Старость — это искусство делать вид, что смерти не существует. В юности время работает на нас. Старик знает: время работает против него. Что бы ни случилось, при любой погоде и любом правительстве — время работает против него. Он, как путешественник в шатком и тряском экипаже, который несется к обрыву, но остановить лошадей нельзя и выпрыгнуть невозможно. И он смотрит по сторонам, любуется ландшафтом.
Свободный человек Спинозы взирает на вещи с точки зрения вечности. Его цель — не плакать и не смеяться, а понимать. Свободный человек, сказано в «Этике», ни о чем так мало не думает, как о смерти, и его мудрость состоит не в размышлении, но в размышлении о жизни.
Мы должны снова перевести стрелки назад, когда славные изречения были всего лишь грамматическими конструкциями, когда согласование времен подчинялось твердым правилам, прошедшее не имело никаких преимуществ перед настоящим и будущим и вечность классических текстов торжествовала победу над бренностью жизни.

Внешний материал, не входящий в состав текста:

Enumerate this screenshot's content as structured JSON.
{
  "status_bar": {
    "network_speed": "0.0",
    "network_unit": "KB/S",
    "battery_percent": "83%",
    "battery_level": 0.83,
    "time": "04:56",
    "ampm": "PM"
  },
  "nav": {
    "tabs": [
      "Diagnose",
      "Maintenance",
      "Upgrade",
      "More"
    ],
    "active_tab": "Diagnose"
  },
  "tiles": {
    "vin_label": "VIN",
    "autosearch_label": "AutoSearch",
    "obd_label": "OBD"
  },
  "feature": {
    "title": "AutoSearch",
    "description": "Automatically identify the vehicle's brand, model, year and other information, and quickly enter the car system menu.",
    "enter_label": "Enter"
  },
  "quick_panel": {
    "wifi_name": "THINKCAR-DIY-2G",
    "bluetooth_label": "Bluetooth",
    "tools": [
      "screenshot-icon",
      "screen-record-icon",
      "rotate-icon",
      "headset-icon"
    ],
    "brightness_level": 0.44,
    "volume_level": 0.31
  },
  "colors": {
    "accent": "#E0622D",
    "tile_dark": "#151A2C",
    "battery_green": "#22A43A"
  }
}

Нам не приходило в голову, что молодость должна распрощаться с собой, чтобы обрести голос, который будет звучать века. Мы не задумывались над тем, что Ксенофонт, автор «Анабасиса» — первых, быть может, в истории литературы воспоминаний — был немолод, как и подобает мемуаристу, и воображали его молодцом на коне, в сверкающем панцире, а не старым хрычом в элидском изгнании. Вместе с ним мы отправились в путь, еще не зная о том, что персидский царевич замыслил отнять у старшего брата престол. В решающем сражении мы одержали победу, мы видели, как царевич с шестьюстами всадниками гнался за бегущей армией Артаксеркса, слышали, как Кир закричал: «Вон он, я его вижу!» И пробил копьем золотой нагрудник брата, но в следующую минуту сам получил удар в лицо. Артапат, подлетев на всем скаку, спрыгнул с коня и, плача, упал на тело мертвого Кира. А мы, десять тысяч наемников, остались без цели в чужой стране с суровым климатом, без припасов, не зная, куда нам двинуться, и Ксенофонт, вчерашний солдат, повел нас сквозь дебри к родному, далекому морю.
Мы не догадывались, что остраненность рассказа, бесстрастие автора, повествующего о себе в третьем лице, — примечательная находка, литературный прием старости.

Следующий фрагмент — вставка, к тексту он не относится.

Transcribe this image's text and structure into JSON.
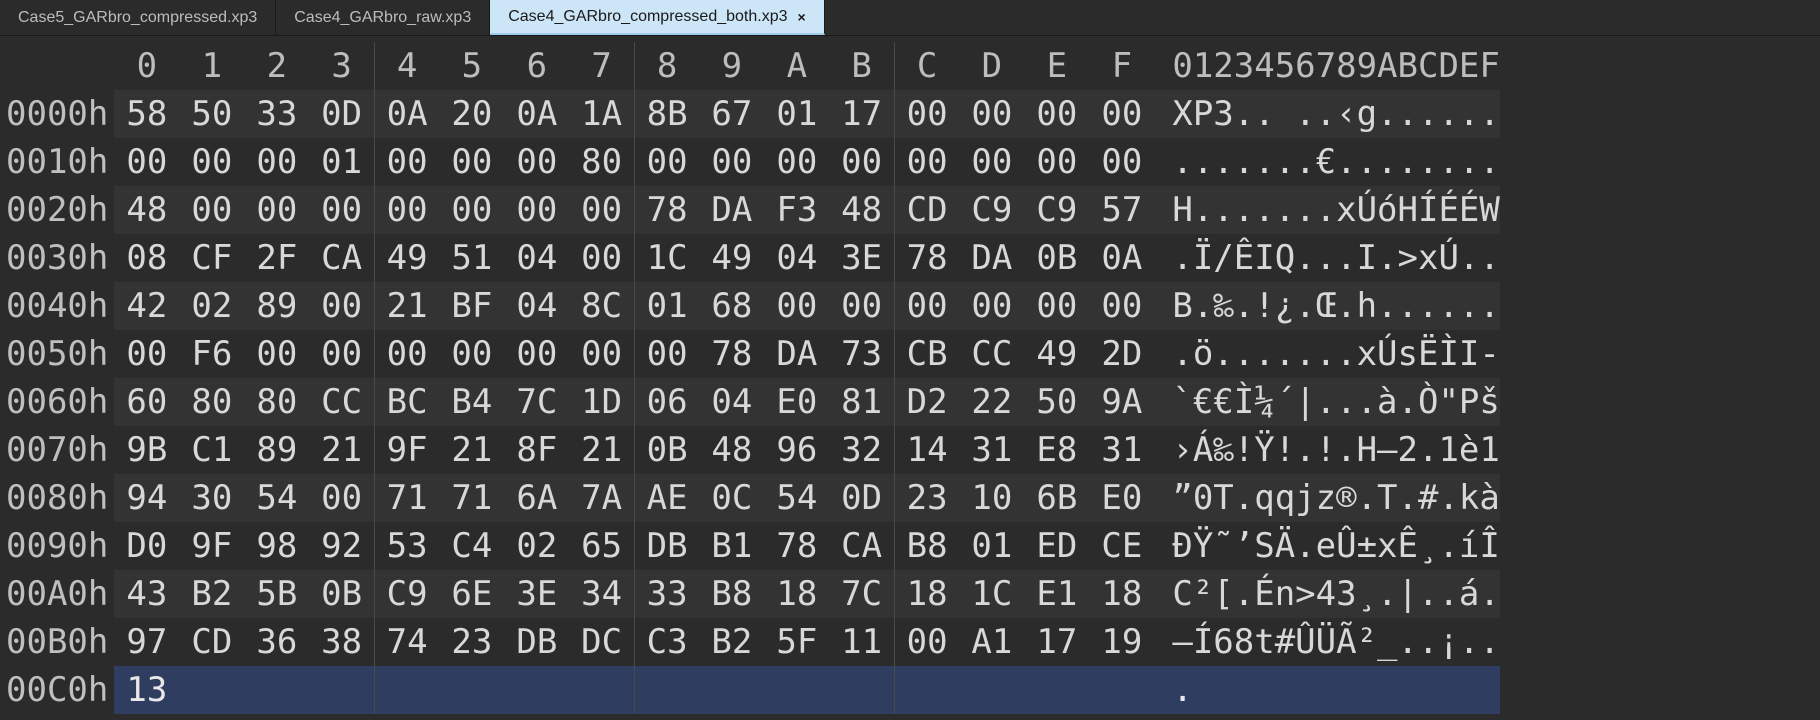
{
  "tabs": [
    {
      "label": "Case5_GARbro_compressed.xp3",
      "active": false,
      "closeShown": false
    },
    {
      "label": "Case4_GARbro_raw.xp3",
      "active": false,
      "closeShown": false
    },
    {
      "label": "Case4_GARbro_compressed_both.xp3",
      "active": true,
      "closeShown": true
    }
  ],
  "closeGlyph": "×",
  "hexHeader": {
    "bytes": [
      "0",
      "1",
      "2",
      "3",
      "4",
      "5",
      "6",
      "7",
      "8",
      "9",
      "A",
      "B",
      "C",
      "D",
      "E",
      "F"
    ],
    "ascii": "0123456789ABCDEF"
  },
  "selectedRowOffset": "00C0h",
  "rows": [
    {
      "offset": "0000h",
      "bytes": [
        "58",
        "50",
        "33",
        "0D",
        "0A",
        "20",
        "0A",
        "1A",
        "8B",
        "67",
        "01",
        "17",
        "00",
        "00",
        "00",
        "00"
      ],
      "ascii": "XP3.. ..‹g......"
    },
    {
      "offset": "0010h",
      "bytes": [
        "00",
        "00",
        "00",
        "01",
        "00",
        "00",
        "00",
        "80",
        "00",
        "00",
        "00",
        "00",
        "00",
        "00",
        "00",
        "00"
      ],
      "ascii": ".......€........"
    },
    {
      "offset": "0020h",
      "bytes": [
        "48",
        "00",
        "00",
        "00",
        "00",
        "00",
        "00",
        "00",
        "78",
        "DA",
        "F3",
        "48",
        "CD",
        "C9",
        "C9",
        "57"
      ],
      "ascii": "H.......xÚóHÍÉÉW"
    },
    {
      "offset": "0030h",
      "bytes": [
        "08",
        "CF",
        "2F",
        "CA",
        "49",
        "51",
        "04",
        "00",
        "1C",
        "49",
        "04",
        "3E",
        "78",
        "DA",
        "0B",
        "0A"
      ],
      "ascii": ".Ï/ÊIQ...I.>xÚ.."
    },
    {
      "offset": "0040h",
      "bytes": [
        "42",
        "02",
        "89",
        "00",
        "21",
        "BF",
        "04",
        "8C",
        "01",
        "68",
        "00",
        "00",
        "00",
        "00",
        "00",
        "00"
      ],
      "ascii": "B.‰.!¿.Œ.h......"
    },
    {
      "offset": "0050h",
      "bytes": [
        "00",
        "F6",
        "00",
        "00",
        "00",
        "00",
        "00",
        "00",
        "00",
        "78",
        "DA",
        "73",
        "CB",
        "CC",
        "49",
        "2D"
      ],
      "ascii": ".ö.......xÚsËÌI-"
    },
    {
      "offset": "0060h",
      "bytes": [
        "60",
        "80",
        "80",
        "CC",
        "BC",
        "B4",
        "7C",
        "1D",
        "06",
        "04",
        "E0",
        "81",
        "D2",
        "22",
        "50",
        "9A"
      ],
      "ascii": "`€€Ì¼´|...à.Ò\"Pš"
    },
    {
      "offset": "0070h",
      "bytes": [
        "9B",
        "C1",
        "89",
        "21",
        "9F",
        "21",
        "8F",
        "21",
        "0B",
        "48",
        "96",
        "32",
        "14",
        "31",
        "E8",
        "31"
      ],
      "ascii": "›Á‰!Ÿ!.!.H–2.1è1"
    },
    {
      "offset": "0080h",
      "bytes": [
        "94",
        "30",
        "54",
        "00",
        "71",
        "71",
        "6A",
        "7A",
        "AE",
        "0C",
        "54",
        "0D",
        "23",
        "10",
        "6B",
        "E0"
      ],
      "ascii": "”0T.qqjz®.T.#.kà"
    },
    {
      "offset": "0090h",
      "bytes": [
        "D0",
        "9F",
        "98",
        "92",
        "53",
        "C4",
        "02",
        "65",
        "DB",
        "B1",
        "78",
        "CA",
        "B8",
        "01",
        "ED",
        "CE"
      ],
      "ascii": "ÐŸ˜’SÄ.eÛ±xÊ¸.íÎ"
    },
    {
      "offset": "00A0h",
      "bytes": [
        "43",
        "B2",
        "5B",
        "0B",
        "C9",
        "6E",
        "3E",
        "34",
        "33",
        "B8",
        "18",
        "7C",
        "18",
        "1C",
        "E1",
        "18"
      ],
      "ascii": "C²[.Én>43¸.|..á."
    },
    {
      "offset": "00B0h",
      "bytes": [
        "97",
        "CD",
        "36",
        "38",
        "74",
        "23",
        "DB",
        "DC",
        "C3",
        "B2",
        "5F",
        "11",
        "00",
        "A1",
        "17",
        "19"
      ],
      "ascii": "—Í68t#ÛÜÃ²_..¡.."
    },
    {
      "offset": "00C0h",
      "bytes": [
        "13",
        "",
        "",
        "",
        "",
        "",
        "",
        "",
        "",
        "",
        "",
        "",
        "",
        "",
        "",
        ""
      ],
      "ascii": ".               "
    }
  ]
}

Наш доцент отличал меня, могу сейчас сказать — любил почти как сына, вернее, как внука, и я беззастенчиво злоупотреблял его привязанностью, опаздывал на занятия. Все уже сидели на своих местах в нетопленной аудитории, и он стоял перед кафедрой, лысый и маленький, в облезлой шубе, в позе античного оратора, открыв рот и подняв указательный палец. Я появлялся на пороге, и, не поворачивая головы, он саркастически приветствовал меня: «Доброе утро!»
Только что был прочитан абзац Саллюстия, из «Войны с Югуртой», поднятый палец означал, что учитель задал свой любимый вопрос и ожидает ответа. Мы разбирали текст, как шахматную партию, нимало не задумываясь над тем, что он, собственно, выражает. Важно было знать, каким оборотом блеснул в данном случае автор, и выпалить:
«Praesens historicum! Congruentia inversa!»1
Ибо цель и смысл словесности не в том, чтобы что-нибудь сообщить. Цель, и смысл, и достоинство литературы во все века состояли в том, чтобы демонстрировать немеркнущее величие языка.
Для избранных существовали факультативные занятия, где мы усердно переводили и комментировали доселе не издававшуюся на русском языке «Апологию» Апулея, жуткую историю о том, как красивый молодой африканец обольстил богатую вдову, но родственники вовремя догадались, что он зарится на ее наследство, и обвинили его в колдовстве. Только благодаря ораторскому искусству — хорошо подвешенному языку — удалось ему избежать смерти.
Предполагалось, что наш коллективный труд будет опубликован, но в разгар работы старый учитель умер. В первый раз я пришел к нему домой. Он жил совершенно один, на последнем этаже огромного старого дома без лифта, в комнатке, заставленной картонными коробками, где лежали его книги. Слава Богу, он не дожил до моего ареста.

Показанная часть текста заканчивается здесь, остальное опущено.